After Brown, GOP Sees More Seats in Play

Republican candidates gain confidence boost for 2010
By Nick McMaster,  Newser Staff
Posted Jan 25, 2010 3:00 AM CST
After Brown, GOP Sees More Seats in Play
Massachusetts U.S. Senator-elect Scott Brown (R-MA) talks with members of the news media during a series of meetings with senators on Capitol Hill January 21, 2010 in Washington, DC.   (Getty Images)

Scott Brown’s surprise victory in Massachusetts has reinvigorated Republican hopes for making gains in the 2010 elections. The GOP is now inspired to take on long shots, and is fielding candidates for the Wisconsin and Indiana Senate seats, which only weeks ago were assumed to be Democratic locks. In Arkansas, Rep. John Boozman is mulling a run against incumbent Democratic Senator Blanche Lincoln. “If the people of Massachusetts are upset, you can imagine how the people of Arkansas feel,” Boozman tells the New York Times.

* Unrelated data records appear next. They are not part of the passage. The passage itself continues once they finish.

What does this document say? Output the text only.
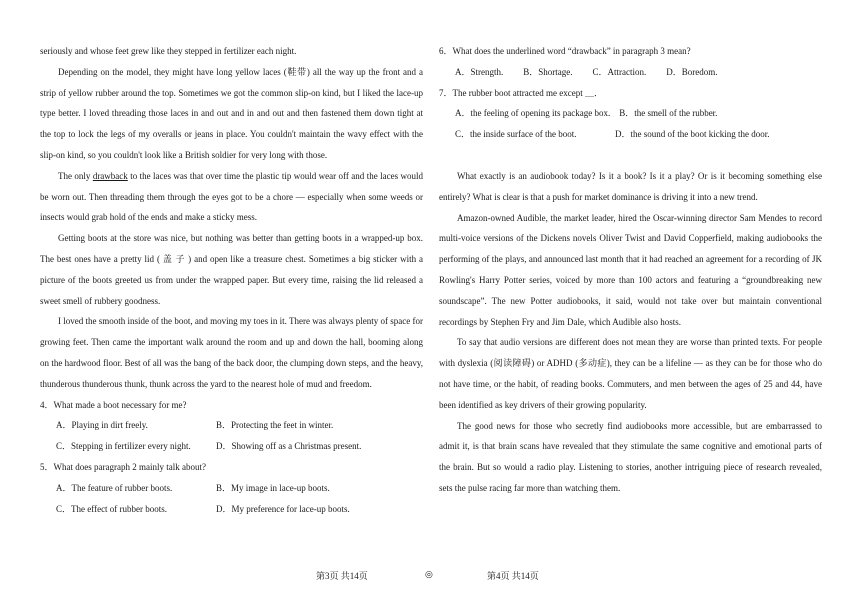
seriously and whose feet grew like they stepped in fertilizer each night.

Depending on the model, they might have long yellow laces (鞋带) all the way up the front and a strip of yellow rubber around the top. Sometimes we got the common slip-on kind, but I liked the lace-up type better. I loved threading those laces in and out and in and out and then fastened them down tight at the top to lock the legs of my overalls or jeans in place. You couldn't maintain the wavy effect with the slip-on kind, so you couldn't look like a British soldier for very long with those.

The only drawback to the laces was that over time the plastic tip would wear off and the laces would be worn out. Then threading them through the eyes got to be a chore — especially when some weeds or insects would grab hold of the ends and make a sticky mess.

Getting boots at the store was nice, but nothing was better than getting boots in a wrapped-up box. The best ones have a pretty lid ( 盖 子 ) and open like a treasure chest. Sometimes a big sticker with a picture of the boots greeted us from under the wrapped paper. But every time, raising the lid released a sweet smell of rubbery goodness.

I loved the smooth inside of the boot, and moving my toes in it. There was always plenty of space for growing feet. Then came the important walk around the room and up and down the hall, booming along on the hardwood floor. Best of all was the bang of the back door, the clumping down steps, and the heavy, thunderous thunderous thunk, thunk across the yard to the nearest hole of mud and freedom.

4．What made a boot necessary for me?
A．Playing in dirt freely.	B．Protecting the feet in winter.
C．Stepping in fertilizer every night.	D．Showing off as a Christmas present.
5．What does paragraph 2 mainly talk about?
A．The feature of rubber boots.	B．My image in lace-up boots.
C．The effect of rubber boots.	D．My preference for lace-up boots.
6．What does the underlined word “drawback” in paragraph 3 mean?
A．Strength. B．Shortage. C．Attraction. D．Boredom.
7．The rubber boot attracted me except ＿．
A．the feeling of opening its package box.　B．the smell of the rubber.
C．the inside surface of the boot.	D．the sound of the boot kicking the door.

What exactly is an audiobook today? Is it a book? Is it a play? Or is it becoming something else entirely? What is clear is that a push for market dominance is driving it into a new trend.

Amazon-owned Audible, the market leader, hired the Oscar-winning director Sam Mendes to record multi-voice versions of the Dickens novels Oliver Twist and David Copperfield, making audiobooks the performing of the plays, and announced last month that it had reached an agreement for a recording of JK Rowling's Harry Potter series, voiced by more than 100 actors and featuring a “groundbreaking new soundscape”. The new Potter audiobooks, it said, would not take over but maintain conventional recordings by Stephen Fry and Jim Dale, which Audible also hosts.

To say that audio versions are different does not mean they are worse than printed texts. For people with dyslexia (阅读障碍) or ADHD (多动症), they can be a lifeline — as they can be for those who do not have time, or the habit, of reading books. Commuters, and men between the ages of 25 and 44, have been identified as key drivers of their growing popularity.

The good news for those who secretly find audiobooks more accessible, but are embarrassed to admit it, is that brain scans have revealed that they stimulate the same cognitive and emotional parts of the brain. But so would a radio play. Listening to stories, another intriguing piece of research revealed, sets the pulse racing far more than watching them.

第3页 共14页	◎	第4页 共14页
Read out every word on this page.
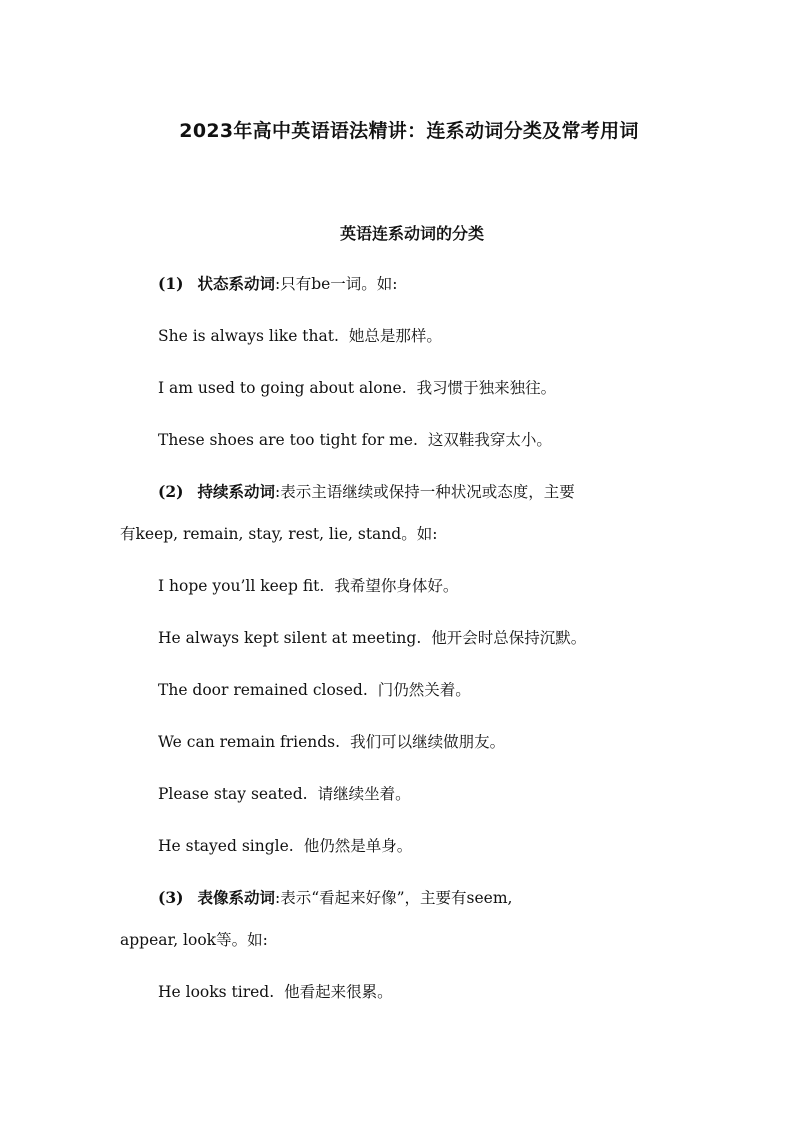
2023年高中英语语法精讲：连系动词分类及常考用词
英语连系动词的分类
(1) 状态系动词:只有be一词。如:
She is always like that. 她总是那样。
I am used to going about alone. 我习惯于独来独往。
These shoes are too tight for me. 这双鞋我穿太小。
(2) 持续系动词:表示主语继续或保持一种状况或态度，主要
有keep, remain, stay, rest, lie, stand。如:
I hope you’ll keep fit. 我希望你身体好。
He always kept silent at meeting. 他开会时总保持沉默。
The door remained closed. 门仍然关着。
We can remain friends. 我们可以继续做朋友。
Please stay seated. 请继续坐着。
He stayed single. 他仍然是单身。
(3) 表像系动词:表示“看起来好像”，主要有seem,
appear, look等。如:
He looks tired. 他看起来很累。
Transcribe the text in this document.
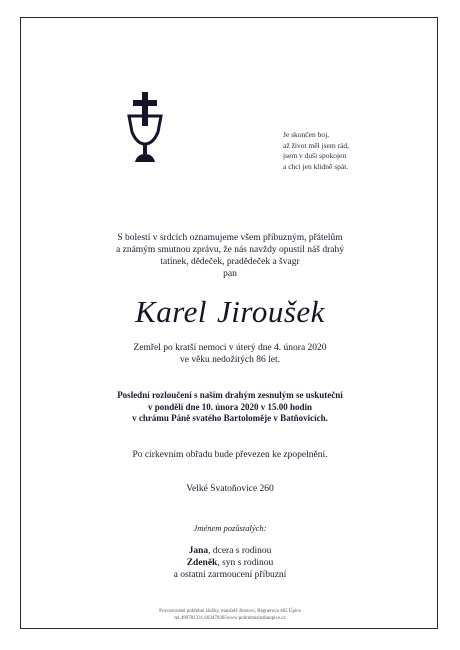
Je skončen boj,
až život měl jsem rád,
jsem v duši spokojen
a chci jen klidně spát.
S bolestí v srdcích oznamujeme všem příbuzným, přátelům
a známým smutnou zprávu, že nás navždy opustil náš drahý
tatínek, dědeček, pradědeček a švagr
pan
Karel Jiroušek
Zemřel po kratší nemoci v úterý dne 4. února 2020
ve věku nedožitých 86 let.
Poslední rozloučení s naším drahým zesnulým se uskuteční
v pondělí dne 10. února 2020 v 15.00 hodin
v chrámu Páně svatého Bartoloměje v Batňovicích.
Po církevním obřadu bude převezen ke zpopelnění.
Velké Svatoňovice 260
Jménem pozůstalých:
Jana, dcera s rodinou
Zdeněk, syn s rodinou
a ostatní zarmoucení příbuzní
Provozovatel pohřební služby, manželé Jirosovi, Regnerova 485 Úpice
tel.499781331,603470305www.pohrebnisluzbaupice.cz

“If you live in a district with no Republican candidate, run for office,” said Rep. Pete Sessions of the NRCC, sounding the GOP call to arms. Some 58 Democratic House seats are thought to be in play, up from 47 last month, according to an analyst’s report due tomorrow. Since Brown’s victory, half a dozen new contenders have popped up for House contests in New York, Pennsylvania, and, naturally, Massachusetts.